There is no shortage of talk at the moment about interest rates and the need for more Australian home owners to carefully consider their financial strategy when it comes to better managing debt.
One option that has been widely discussed in the media of late is refinancing and with increasing competition in the lending arena, this is definitely worth considering. But less has been said about how to best manage repayments in order to save not only interest, but years on the life of a standard, variable rate home loan.
While most borrowers just go with the flow and hand over their hard earned cash to the banks on a monthly basis, many financial planners suggest that making fortnightly repayments on your mortgage can save money and decrease your loan period by years. So exactly how does this work?

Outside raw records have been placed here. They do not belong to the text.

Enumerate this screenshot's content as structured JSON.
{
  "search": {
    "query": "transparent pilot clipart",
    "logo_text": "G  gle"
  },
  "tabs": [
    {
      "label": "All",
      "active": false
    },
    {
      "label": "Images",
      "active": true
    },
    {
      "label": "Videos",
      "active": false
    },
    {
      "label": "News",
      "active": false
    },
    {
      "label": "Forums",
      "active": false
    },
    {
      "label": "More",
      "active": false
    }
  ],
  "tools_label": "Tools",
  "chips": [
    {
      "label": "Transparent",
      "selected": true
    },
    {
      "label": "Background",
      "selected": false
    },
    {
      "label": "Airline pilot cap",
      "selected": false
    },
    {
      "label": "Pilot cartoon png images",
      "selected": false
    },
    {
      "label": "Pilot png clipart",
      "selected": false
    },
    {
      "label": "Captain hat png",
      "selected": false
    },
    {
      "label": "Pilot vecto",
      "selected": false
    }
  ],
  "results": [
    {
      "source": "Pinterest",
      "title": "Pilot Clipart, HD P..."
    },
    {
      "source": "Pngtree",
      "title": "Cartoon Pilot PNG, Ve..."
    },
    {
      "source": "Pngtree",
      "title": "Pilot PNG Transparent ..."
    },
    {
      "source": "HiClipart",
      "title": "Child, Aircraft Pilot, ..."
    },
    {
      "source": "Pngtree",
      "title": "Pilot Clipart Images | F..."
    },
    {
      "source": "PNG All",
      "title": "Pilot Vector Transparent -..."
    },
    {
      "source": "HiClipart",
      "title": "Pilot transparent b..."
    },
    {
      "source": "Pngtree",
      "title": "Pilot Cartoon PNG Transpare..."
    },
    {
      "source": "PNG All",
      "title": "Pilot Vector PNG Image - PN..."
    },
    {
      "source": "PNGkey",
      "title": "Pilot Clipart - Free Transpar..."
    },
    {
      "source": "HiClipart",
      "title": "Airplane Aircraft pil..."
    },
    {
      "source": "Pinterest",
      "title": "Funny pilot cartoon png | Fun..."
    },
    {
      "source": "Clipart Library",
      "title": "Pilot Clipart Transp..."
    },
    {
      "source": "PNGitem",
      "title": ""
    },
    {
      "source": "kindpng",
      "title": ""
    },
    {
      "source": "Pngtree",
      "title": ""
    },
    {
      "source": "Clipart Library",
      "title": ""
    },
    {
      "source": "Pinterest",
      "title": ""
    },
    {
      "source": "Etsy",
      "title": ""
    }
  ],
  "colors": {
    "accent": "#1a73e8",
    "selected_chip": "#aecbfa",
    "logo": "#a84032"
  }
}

Basically, by halving your monthly repayment and paying this amount every fortnight, you end up making 26 rather than 12 repayments per annum, which is the equivalent of one extra monthly repayment every year on a Principal and Interest loan.
For instance, if you pay $2000 a month on your loan, you will effectively pay $24,000 over the course of a year, whereas if you pay $1000 every fortnight, you’ll have paid $26,000 over the year.
This enables you to pay down your debt faster and cuts the interest applied to your loan in the process. If you think about it in terms of how the lender calculates interest charges on your home loan, which is done daily, paying that $1000 every fortnight on say a $150,000 balance means the interest will be calculated on $149,000 over two weeks rather than $150,000 for an entire month between repayments.
For those considering making the switch to fortnightly repayments, there are a couple of provisos to making it work. Firstly, this is a sound strategy if we are talking about your home loan, because a home loan is non-tax deductible debt, as opposed to an investment loan which allows you to claim the applicable interest charges.
Secondly, you have to ensure that the fortnightly repayments are exactly half of your monthly mortgage commitment, otherwise you won’t be reaping the benefits of that extra annual payment.
Overall, for home owners this is a great way to reduce your non-tax deductible debt faster and increase the equity in your own home sooner, which can ultimately become the stepping stone to venturing into property investment and building a lucrative property portfolio. So why wouldn’t you make the change?